The Republican Party should more accurately be called the Capitalist or Corporate Party, as they want corporations to run the country, with disregard to the welfare of the people. It is becoming a dangerous situation, and it is imperative to change parties in office periodically to give us fairness and balance. Please become aware of strategies and tactics that they use and think critically and vote according to what is best for the people, not for the Republican Party or corporations.

Roni Lawrence

Command performance
We are proud that University Public Events/Chico Performances is an active community member, and we search for ways to educate children about the arts available to us in Chico. In our beautiful town, there is much to do that will keep you and your family well within your spending limits.

This season, Chico Performances is pleased to once again join with the School of the Arts to offer the Chico State Kids Club for children up to 12 years of age. The benefits of a Kids Club membership include five music, dance or theater events at the university, a free T-shirt and an official membership card.

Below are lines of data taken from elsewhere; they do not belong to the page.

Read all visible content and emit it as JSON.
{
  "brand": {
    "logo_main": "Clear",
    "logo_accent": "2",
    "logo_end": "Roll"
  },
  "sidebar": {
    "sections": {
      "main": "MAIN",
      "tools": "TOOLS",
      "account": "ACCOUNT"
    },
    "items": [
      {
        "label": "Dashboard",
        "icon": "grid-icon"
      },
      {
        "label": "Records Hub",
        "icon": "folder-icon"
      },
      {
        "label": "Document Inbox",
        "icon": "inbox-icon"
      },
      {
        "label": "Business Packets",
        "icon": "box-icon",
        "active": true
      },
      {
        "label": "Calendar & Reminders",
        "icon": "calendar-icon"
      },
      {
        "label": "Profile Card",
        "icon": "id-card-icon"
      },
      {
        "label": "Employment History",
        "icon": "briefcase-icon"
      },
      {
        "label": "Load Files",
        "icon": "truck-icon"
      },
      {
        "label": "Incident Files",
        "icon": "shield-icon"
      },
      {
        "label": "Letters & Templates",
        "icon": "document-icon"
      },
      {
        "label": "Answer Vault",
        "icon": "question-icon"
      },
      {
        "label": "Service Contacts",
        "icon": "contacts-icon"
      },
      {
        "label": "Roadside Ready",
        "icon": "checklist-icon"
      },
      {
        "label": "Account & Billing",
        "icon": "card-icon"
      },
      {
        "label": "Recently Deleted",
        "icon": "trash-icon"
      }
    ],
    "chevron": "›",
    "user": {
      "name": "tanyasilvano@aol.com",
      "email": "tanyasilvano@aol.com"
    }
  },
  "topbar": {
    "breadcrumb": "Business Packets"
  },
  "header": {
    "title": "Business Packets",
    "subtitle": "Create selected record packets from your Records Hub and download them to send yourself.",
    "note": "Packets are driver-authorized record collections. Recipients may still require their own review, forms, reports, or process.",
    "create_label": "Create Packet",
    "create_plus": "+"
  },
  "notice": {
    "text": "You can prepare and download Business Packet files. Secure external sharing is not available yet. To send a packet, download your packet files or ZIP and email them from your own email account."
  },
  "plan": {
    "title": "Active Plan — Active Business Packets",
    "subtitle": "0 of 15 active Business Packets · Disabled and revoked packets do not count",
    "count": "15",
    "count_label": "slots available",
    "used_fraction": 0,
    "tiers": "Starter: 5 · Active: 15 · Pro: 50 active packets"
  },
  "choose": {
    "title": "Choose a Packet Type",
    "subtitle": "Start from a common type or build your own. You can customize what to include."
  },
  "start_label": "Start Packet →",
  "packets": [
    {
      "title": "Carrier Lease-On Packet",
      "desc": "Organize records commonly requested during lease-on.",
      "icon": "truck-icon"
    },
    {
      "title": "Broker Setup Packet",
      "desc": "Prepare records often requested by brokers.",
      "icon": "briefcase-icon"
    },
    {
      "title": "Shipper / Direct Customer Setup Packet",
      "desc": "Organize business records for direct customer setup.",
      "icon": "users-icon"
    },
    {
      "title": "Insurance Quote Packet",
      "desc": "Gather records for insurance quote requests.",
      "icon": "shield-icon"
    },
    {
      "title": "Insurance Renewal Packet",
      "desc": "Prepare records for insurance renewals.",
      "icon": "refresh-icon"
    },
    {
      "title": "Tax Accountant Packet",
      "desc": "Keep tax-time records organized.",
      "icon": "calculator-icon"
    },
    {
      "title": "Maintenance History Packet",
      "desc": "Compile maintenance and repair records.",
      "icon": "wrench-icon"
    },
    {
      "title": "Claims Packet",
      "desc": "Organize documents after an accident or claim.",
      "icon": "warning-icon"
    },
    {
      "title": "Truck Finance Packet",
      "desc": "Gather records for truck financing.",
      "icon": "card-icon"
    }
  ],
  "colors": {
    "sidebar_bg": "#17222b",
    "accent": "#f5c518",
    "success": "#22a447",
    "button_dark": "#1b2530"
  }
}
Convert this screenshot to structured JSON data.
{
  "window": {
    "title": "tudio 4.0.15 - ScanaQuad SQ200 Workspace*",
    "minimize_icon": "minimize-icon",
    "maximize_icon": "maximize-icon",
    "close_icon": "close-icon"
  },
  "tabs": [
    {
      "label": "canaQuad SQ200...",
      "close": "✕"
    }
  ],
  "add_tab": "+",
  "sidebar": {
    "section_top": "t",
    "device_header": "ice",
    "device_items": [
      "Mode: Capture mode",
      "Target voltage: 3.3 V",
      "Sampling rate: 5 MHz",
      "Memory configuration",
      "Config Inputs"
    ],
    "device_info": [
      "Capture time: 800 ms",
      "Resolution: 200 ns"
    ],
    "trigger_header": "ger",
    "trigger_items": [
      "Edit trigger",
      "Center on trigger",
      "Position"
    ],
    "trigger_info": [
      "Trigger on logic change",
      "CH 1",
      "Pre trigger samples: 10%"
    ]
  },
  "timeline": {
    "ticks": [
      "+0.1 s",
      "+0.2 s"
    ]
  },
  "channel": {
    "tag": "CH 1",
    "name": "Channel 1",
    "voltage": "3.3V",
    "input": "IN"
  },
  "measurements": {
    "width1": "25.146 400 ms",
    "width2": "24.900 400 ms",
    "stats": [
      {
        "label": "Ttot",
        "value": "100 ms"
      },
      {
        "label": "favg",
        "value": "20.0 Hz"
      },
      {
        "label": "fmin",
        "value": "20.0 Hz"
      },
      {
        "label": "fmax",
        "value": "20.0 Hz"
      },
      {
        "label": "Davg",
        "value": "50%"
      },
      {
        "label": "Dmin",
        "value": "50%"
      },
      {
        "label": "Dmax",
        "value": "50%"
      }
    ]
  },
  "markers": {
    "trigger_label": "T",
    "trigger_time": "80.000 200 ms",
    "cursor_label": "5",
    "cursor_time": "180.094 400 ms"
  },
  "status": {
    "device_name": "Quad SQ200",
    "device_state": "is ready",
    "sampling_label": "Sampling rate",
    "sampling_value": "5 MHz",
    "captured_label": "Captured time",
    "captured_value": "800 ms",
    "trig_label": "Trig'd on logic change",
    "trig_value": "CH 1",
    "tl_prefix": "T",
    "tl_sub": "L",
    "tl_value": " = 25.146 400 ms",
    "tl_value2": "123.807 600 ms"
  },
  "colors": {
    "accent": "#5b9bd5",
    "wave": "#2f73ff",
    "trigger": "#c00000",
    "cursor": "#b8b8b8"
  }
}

This season Chico State is presenting several shows perfect for the whole family. And this year, Enloe has Medical Center joined us a major sponsor of the Chico State Kids Club. Throughout the years Enloe has served its community with pride, and this donation demonstrates its commitment to the family. Its financial support makes it possible for our youth to experience the magic of live performance.

For more information on the Chico State Kids Club, please contact the University Box Office at 898-6333.

Dan DeWayne

Troop support
I would like to thank everyone for their kind words and donations for my brother, Garth, after reading his letters from Iraq [“Hello From Baghdad,” CN&R, Aug. 14].

Thanks to the News & Review and the many businesses and individuals who donated money for the goodies: Sierra Nevada Brewing Company, Jennifer Bestor, Suzanne Stewart and Christian Gerke, Hasan & Malama MacNeil, Richard and JoAnn Mondon, Jack and Cheryl Yoder, Susan Chin and Lisa and Jeff at Postal Plus (who donated the shipping costs). Because of them I was able to send three big boxes of nuts, trail mix, jerky, candy, drink mix, power bars, fruit leather and a Yahtzee game (for those down times) last week and I will be sending another batch for Christmas!

If you would like to donate, it will still be put to good use (absolutely 100 percent of your donation will go to Garth’s platoon in Iraq). Please send to: P.O. Box 5024, Chico, CA 95927

My thanks and gratitude for all of your help. It made me feel like we could actually do something to brighten my brother and his friends’ day in such a bleak situation.

I would also like to thank Tom Walsh of the Sacramento News & Review, which is running the story this week.

Anna Talbott

Reagan Redux
I’m having doubts about Arnold S. running for governor. The last time we had a rich Republican movie actor as governor, the state went into a downward spiral. Reagan hated UC Berkeley students (I went to Berkeley in the late 1960s) and decimated the UC system. He was a lousy governor and a lousy president. Reagan put this country $7 trillion in debt and set the cause of civil rights back 30 years.

Arnold’s qualifications seem to be nil. His dad was a Nazi (my dad was a U.S. Marine in the Pacific during WWII); his movie The Terminator was stolen from writings of Harlan Ellison and Predator was ripped off from The Most Dangerous Game, a story written by John Collier in 1924. Arnold’s taken steroids (how dumb can anyone get?), his education seems to be lacking (I guess he doesn’t think too much of college), and he seems to be running for governor as an ego trip. The only commonality Arnold seems to have with John Q. Citizen is that he smoked pot and likes sex.

The single largest voting bloc in this country, however, is older white women, and they like to vote for movie stars. I have a strange sense of foreboding. If we’re going to have pop icons as governor, I guess Britney Spears can be our next secretary of education. Then we can learn to shake our booty.